A proposal to remove presidential age limit from the Constitution has left the population sharply divided, Parliament under heavy armed guard, and Uganda on the edge of a political crisis. A country with one of the youngest population in the world is on the verge of being torn apart in a fight over one of the oldest and longest-serving leaders.
Supporters of the proposal argue that the age-limit is discriminatory. Why block a sprightly 76-year-old from serving their country, they argue. This argument is, of course, not entirely honest, for nothing is said of the other requirements for the job, including academic qualifications.
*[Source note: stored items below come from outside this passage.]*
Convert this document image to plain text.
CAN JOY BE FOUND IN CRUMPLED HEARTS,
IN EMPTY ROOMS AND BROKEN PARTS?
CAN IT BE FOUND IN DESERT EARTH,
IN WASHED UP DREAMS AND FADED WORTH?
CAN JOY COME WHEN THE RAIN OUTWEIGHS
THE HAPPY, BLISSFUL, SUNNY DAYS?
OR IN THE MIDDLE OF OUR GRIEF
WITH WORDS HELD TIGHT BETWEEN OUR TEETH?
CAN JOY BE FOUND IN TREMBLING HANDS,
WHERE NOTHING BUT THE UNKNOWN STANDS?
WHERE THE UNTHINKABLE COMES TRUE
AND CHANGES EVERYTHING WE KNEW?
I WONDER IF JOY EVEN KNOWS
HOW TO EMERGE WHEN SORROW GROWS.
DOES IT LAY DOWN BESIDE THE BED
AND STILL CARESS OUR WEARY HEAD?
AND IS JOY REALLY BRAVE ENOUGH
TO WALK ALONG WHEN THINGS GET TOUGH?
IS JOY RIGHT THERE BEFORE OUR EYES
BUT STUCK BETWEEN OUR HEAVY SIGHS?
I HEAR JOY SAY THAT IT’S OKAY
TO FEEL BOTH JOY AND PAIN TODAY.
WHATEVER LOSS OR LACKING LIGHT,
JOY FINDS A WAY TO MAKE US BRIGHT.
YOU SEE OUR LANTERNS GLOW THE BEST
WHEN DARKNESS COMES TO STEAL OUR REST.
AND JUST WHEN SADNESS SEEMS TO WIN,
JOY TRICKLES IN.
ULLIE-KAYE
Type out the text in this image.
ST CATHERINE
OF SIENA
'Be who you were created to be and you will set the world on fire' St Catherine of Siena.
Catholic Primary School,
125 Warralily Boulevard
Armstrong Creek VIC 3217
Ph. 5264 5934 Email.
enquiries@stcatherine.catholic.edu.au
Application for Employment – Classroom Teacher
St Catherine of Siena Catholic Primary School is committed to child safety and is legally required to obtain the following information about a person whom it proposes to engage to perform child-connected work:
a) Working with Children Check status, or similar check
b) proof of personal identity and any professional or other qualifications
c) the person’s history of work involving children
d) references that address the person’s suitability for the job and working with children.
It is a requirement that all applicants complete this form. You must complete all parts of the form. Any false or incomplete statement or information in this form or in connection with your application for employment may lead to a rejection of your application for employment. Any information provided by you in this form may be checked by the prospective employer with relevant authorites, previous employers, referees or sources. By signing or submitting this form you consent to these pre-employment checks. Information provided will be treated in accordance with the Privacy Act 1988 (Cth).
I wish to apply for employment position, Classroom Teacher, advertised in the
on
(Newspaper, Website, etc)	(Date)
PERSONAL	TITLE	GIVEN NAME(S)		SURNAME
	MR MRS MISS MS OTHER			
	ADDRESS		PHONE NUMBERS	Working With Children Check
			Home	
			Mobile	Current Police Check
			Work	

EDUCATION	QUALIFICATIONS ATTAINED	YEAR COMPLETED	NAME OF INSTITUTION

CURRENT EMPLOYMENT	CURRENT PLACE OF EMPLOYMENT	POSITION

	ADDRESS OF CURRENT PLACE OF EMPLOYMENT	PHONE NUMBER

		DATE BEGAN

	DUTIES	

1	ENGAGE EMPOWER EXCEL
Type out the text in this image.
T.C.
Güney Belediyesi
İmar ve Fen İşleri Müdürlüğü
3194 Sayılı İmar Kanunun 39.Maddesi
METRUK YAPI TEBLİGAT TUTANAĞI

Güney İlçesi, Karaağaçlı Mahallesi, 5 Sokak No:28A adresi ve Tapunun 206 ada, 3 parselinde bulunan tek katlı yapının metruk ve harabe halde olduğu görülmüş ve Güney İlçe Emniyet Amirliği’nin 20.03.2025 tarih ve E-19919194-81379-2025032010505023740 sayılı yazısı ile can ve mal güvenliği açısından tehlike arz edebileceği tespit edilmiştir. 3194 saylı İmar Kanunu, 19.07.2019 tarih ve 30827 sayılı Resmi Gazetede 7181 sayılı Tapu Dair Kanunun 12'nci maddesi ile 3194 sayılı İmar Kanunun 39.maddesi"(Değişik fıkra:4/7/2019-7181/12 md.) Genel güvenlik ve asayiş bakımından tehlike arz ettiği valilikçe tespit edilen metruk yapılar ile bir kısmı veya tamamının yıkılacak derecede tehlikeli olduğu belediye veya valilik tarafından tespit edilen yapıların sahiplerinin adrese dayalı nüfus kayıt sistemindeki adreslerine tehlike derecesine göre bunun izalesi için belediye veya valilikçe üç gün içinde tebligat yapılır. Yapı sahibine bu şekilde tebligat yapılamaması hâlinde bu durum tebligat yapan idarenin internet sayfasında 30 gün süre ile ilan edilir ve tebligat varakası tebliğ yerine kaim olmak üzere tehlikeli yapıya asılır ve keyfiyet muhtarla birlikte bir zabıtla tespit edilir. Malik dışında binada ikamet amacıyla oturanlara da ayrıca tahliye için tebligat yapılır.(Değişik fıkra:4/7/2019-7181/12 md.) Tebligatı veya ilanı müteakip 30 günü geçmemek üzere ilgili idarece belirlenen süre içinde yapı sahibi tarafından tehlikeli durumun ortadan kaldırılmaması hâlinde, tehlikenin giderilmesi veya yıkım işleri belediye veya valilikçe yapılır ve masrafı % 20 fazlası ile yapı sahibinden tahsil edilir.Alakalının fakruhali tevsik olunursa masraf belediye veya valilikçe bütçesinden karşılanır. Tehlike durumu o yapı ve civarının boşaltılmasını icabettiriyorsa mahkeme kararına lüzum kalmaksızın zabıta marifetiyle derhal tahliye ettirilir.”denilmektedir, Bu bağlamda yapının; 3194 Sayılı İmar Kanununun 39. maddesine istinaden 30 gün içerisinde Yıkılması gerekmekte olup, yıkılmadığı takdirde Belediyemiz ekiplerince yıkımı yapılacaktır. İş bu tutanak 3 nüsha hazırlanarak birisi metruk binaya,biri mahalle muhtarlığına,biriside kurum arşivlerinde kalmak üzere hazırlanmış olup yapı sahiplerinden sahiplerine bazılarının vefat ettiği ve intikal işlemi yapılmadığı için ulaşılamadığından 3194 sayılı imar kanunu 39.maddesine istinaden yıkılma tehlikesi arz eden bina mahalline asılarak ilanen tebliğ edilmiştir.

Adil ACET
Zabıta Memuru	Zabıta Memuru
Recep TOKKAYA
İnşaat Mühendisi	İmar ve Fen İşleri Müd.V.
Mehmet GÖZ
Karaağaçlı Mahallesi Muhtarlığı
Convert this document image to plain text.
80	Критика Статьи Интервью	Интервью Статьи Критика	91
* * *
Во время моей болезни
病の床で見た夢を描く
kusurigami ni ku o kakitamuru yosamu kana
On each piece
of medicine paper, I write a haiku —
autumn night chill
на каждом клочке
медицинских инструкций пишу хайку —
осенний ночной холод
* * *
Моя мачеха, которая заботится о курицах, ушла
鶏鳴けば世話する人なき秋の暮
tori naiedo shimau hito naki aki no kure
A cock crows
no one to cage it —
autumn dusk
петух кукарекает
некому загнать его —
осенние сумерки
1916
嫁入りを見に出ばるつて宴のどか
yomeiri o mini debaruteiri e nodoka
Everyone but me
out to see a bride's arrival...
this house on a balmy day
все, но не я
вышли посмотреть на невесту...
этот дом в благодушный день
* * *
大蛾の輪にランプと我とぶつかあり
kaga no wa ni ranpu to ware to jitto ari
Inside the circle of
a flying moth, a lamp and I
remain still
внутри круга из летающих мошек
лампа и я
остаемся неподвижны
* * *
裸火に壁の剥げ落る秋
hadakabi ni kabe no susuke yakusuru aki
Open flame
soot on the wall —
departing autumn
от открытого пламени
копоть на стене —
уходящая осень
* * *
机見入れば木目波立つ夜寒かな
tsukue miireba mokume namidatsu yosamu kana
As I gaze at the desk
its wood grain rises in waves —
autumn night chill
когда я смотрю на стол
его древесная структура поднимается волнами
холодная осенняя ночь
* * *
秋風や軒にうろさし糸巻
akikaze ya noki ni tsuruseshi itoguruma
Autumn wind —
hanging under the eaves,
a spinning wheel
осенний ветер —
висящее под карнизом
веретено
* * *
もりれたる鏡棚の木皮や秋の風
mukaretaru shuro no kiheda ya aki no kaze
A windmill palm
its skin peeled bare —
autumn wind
These, I am sure, have denied the country the excellent and visionary leadership of many a clever and popular bricklayer, village wag or peasant, discriminated against for the lack of a mere piece of paper!
Opponents cite the demographic quandary above, the need to breathe new life and energy into the country's top office, and the opportunity for a peaceful transfer of power from one elected leader to another, among their objections to the proposal.
The discussion has even veered to the point of asking whether, beyond the inevitable breakdowns in the plumbing and drainage, there are medical grounds against a 75-year-old holding the office and whether they would still have the mental computing power to process multi-faceted problems.
The framers of the Constitution had pragmatic reasons for imposing age caps on the presidency: Below 35, one might be in rude health, but inexperienced, impetuous and incapable of offering good leadership; yet an 80-year-old bursting with decades of inexperience might be too frail or damaged by senility, Alzheimer's or any of the old-age ailments to lead. In other words, the framers of the Constitution didn't envisage anyone in pampers, or anyone who needed pampering, in power.
But this argument begs the question: If a majority of voters do not want to be led by an octogenarian (regardless, in this case, of how they get onto the ballot paper), why don't they simply vote for someone else?
That question requires us to return to the Constituent Assembly and to the spirit within which the Constitution was written.
Aware of Uganda's turbulent political history, a key desire among many CA delegates, was to guarantee a peaceful handover of power from one elected leader to another.
They closed the door by entrenching a two-term limit on the presidency, but naïve and high on post-war euphoria, forgot to lock the windows by leaving a one-party system in charge of the State and kicking the can of political pluralism down the road.
The ideal was that the Movement, when it finally acknowledged that it was indeed a political party, would borrow from the best-practices laid down in the Constitution, wean itself off the State, and develop a culture of internal competition.
In reality, it was the tail that came to wag the dog; the NRM party hijacked the State, embedded itself within all its structures and brought its imperialist political culture into the national political sphere.
From Besigye to Bidandi to Kategaya to Mbabazi and hundreds more in-between, the cemetery of contemporary Ugandan politics is littered with the gravestones of NRM luminaries who brought republican kitchen knives to a gunfight for the control of empire.
If the fight over the age limit were about discrimination, the Solomonic solution would be to postpone a decision on that clause for another 10 years. But it is not. As both sides know, and as with the two-term limit, there is only one intended beneficiary or loser. Both sides can do themselves and the country a huge favour by being honest about this fact.
This would allow us to have two related but separate discussions.
First, since Mr Museveni isn't too keen on retirement, whether voters should support, work around or actively resist him? Secondly, and more complex, what a post-Museveni Uganda might or should like, and what political and constitutional arrangements might be required.
The fight over the age-limit proposal merely deals with the immediacy of the first without addressing the inevitability of the second. Fighting over the former in order to deal with the latter is a bit like two bald men fighting for a comb; even if the pro-Museveni camp wins this battle, Ugandans will have to fight and settle the post-Museveni war. After all, unlike in political dramas, the ending in life's series just can't be amended.